У раздвоенной сосны они повернули обратно. Дальше и лыжни нет. Дальше бор гуще, виднеются поваленные деревья, занесенные снегом, они напоминают медвежьи берлоги. Снег исклеван маленькими и большими кратерами – это в пургу попадали с ветвей комки, там и здесь розовеет шелуха от еловых шишек. Иногда они слышат, как над головами шуршат ветки, вниз сыплются сучки, но самих белок ни разу не видели.

Когда они выбрались из бора и, крест-накрест расставляя лыжи, стали подниматься в гору, чтобы с ветерком спуститься к реке, Гельмут заметил у проруби офицера в длинном кожаном пальто с меховым воротником. Приставив руку в перчатке к фуражке, офицер пристально смотрел в их сторону.

Прижав палки к бокам куртки, Гельмут понесся вниз. За ним, втянув голову в плечи и пригнув колени, летел Нейгаузен. Ветер свистел в ушах, колкие снежинки кусали щеки, все ближе ровное белое поле речки. Поравнявшись с офицером, Гельмут повернул к нему прищуренные глаза.

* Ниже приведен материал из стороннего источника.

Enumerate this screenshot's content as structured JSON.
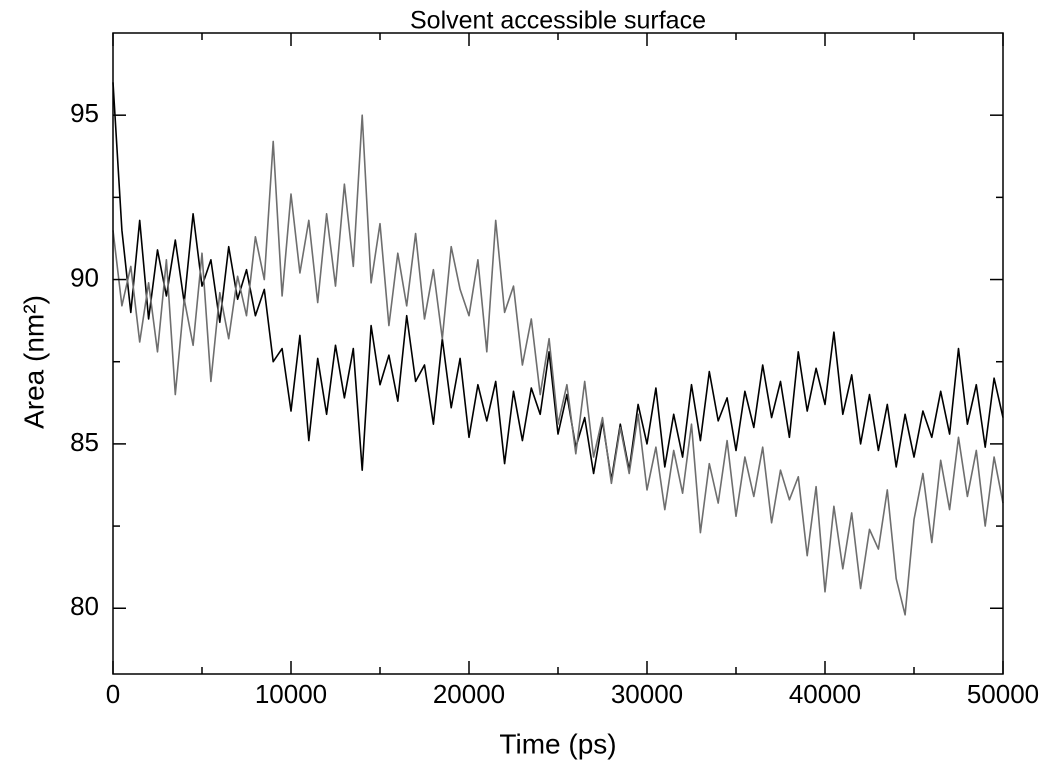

– Привет, Бруно! – выпрямившись, радостно воскликнул он и тут же, потеряв равновесие, шлепнулся, взметнув лыжами снежный фонтан. Не сумевший отвернуть в сторону Вильгельм зацепился за его лыжу и тоже кубарем полетел в снег.

2

То, что произошло с Ростиславом Евгеньевичем Карнаковым в самом начале марта сорок второго, было на грани фантастики: в Тверь к нему приехали сразу два его сына от первой жены Эльзы.

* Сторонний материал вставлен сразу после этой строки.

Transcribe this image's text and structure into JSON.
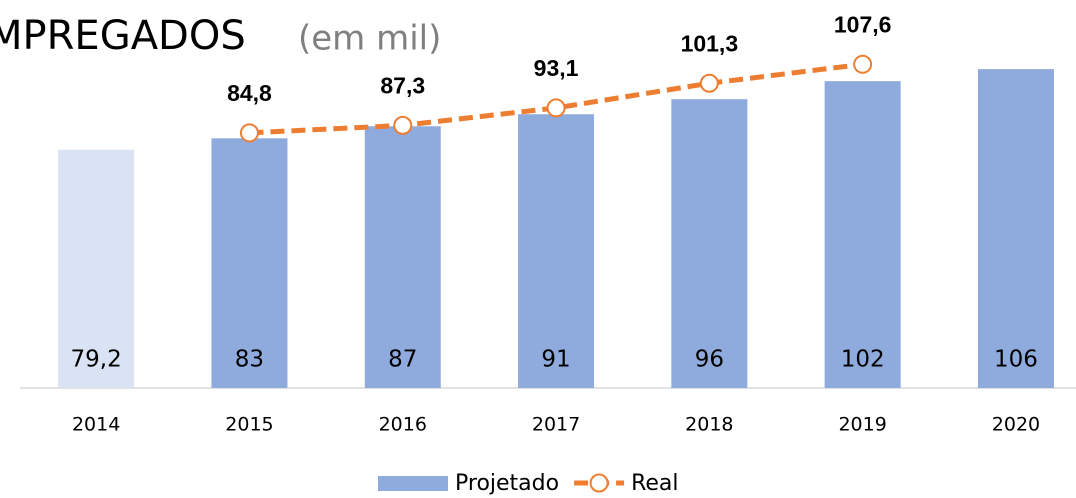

Двадцать пять лет они не виделись, да и часто ли вспоминали друг о друге? Когда вечером в его дом вошли два немецких офицера, – Ростислав Евгеньевич жил в отдельном особняке – он сразу и не признал в них своих сыновей. Не было родственных объятий, поцелуев, тем более слез. Старший Бруно без всякого стеснения смотрел на пожилого человека в отлично сшитом костюме, с седыми волосами и немного усталыми серыми глазами. И хотя Карнаков не был подготовлен к встрече, – наверное, начальство решило преподнести ему сюрприз, – тем не менее он после некоторого замешательства пригласил их в свой кабинет на втором этаже, отдал какие-то распоряжения молоденькой стройной прислуге в белом с кружевной отделкой переднике к заходил по пушистому ковру от двери к окну и обратно. Сыновья провожали его взглядом: отец выглядел внушительным, уверенным в себе, вызывая у них почти забытые дотоле чувства – почтение и ощущение некоей зависимости от этого человека. Отец… вот, значит, какой он, их родной отец. Не чета их пузатому отчиму – владельцу пивной в Мюнхене… Поначалу разговор не клеился, но после того, как был накрыт круглый стол с хорошей закуской и выпивкой, все понемногу освоились.

– Мы рады тебя видеть живым-здоровым, – сказал Бруно. – Почему ты не носишь награду фюрера?

– Не перед кем мне форсить. У меня такое впечатление, что мой шеф вообще хочет, чтобы я из дома не выходил… – улыбнулся Ростислав Евгеньевич. – Двадцать лет я прятался в дыре, а теперь, когда наконец свободно вздохнул, снова надо скрываться.

– Ты ведь разведчик, – напомнил Бруно.

– Моя новая должность – советник, – с долей сарказма заметил Карнаков. – И советуются со мной в основном по телефону.

– А наш дом? – перевел разговор на другое Бруно. – Почему ты не живешь в нашем доме?

Гельмут предпочитал больше помалкивать, он наливал из темной бутылки с золоченой этикеткой ликер в маленькую хрустальную рюмку и с удовольствием пил, изредка бросая на отца и старшего брата любопытные взгляды.